Parcellizzare fino “all’osso” il territorio nazionale in modo da avere una mappa sempre più dettagliata delle aree bianche e grigie con l’obiettivo di rendere disponibile l’infrastruttura a banda ultralarga al massimo numero di cittadini. È questo, secondo quanto risulta a CorCom, il piano a cui sta lavorando il governo e che, sempre secondo quanto risulta al nostro sito, si concretizzerà già a partire dalla prossima consultazione pubblica.
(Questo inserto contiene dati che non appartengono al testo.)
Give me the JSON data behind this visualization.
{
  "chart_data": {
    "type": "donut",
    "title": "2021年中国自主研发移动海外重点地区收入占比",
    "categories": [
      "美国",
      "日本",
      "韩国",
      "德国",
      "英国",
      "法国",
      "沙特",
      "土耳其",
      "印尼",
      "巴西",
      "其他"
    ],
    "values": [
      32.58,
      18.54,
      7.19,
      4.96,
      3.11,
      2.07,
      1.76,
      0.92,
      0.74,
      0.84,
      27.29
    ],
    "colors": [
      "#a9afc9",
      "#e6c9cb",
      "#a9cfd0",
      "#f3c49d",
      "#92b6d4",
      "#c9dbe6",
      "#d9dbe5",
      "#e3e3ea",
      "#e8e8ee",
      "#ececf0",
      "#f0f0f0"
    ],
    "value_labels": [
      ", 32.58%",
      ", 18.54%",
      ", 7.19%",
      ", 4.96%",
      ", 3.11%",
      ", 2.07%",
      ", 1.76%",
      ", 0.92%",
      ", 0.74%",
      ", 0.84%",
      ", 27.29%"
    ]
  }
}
Già la prima mappatura – i cui risultati sono stati resi disponibili da Infratel lo scorso ottobre – ha consentito di ottenere una granularità territoriale come mai prima d’ora: rispetto al 2014 il numero degli operatori è passato da 7 a 30 e per la prima volta il territorio nazionale è stato suddiviso in 94.645 aree. Ma il governo punta molto più in alto: le 94mila e passa aree sarebbero troppo “poche” per consentire una rilevazione di precisione e addirittura si starebbe valutando l’ipotesi di replicare il modello francese (France Tdh) in cui i cluster corrispondono alle singole unità immobiliari. In questo modo si potrebbero modulare i bandi per consentire il cablaggio di tutti gli edifici localizzati nelle aree a fallimento di mercato senza rischiare “zone d’ombra” ossia di aprire un nuovo digital divide. Anche perché la percentuale degli italiani che vive nelle aree C e D non è risibile: stando alle stime l’ordine è del 35%.
Secondo i dati della consultazione 2015 di qui al 2018 il 36,3% delle unità immobiliari non sarebbe collegato ad alcuna rete a banda ultralarga, mentre solo il 21,42% del totale sarebbe collegato in modalità FTTB/FTTH/FTTDP. Il tutto a fronte di obiettivi al 2020 che prevedono il 100% del territorio raggiunto dai 30 Mbps e l’85% del territorio a 100 Mbps.
Il governo potrà utilizzare anche un altro strumento per la mappatura: il Catasto nazionale delle infrastrutture annunciato lo scorso novembre dal sottosegretario alle Comunicazioni Antonello Giacomelli.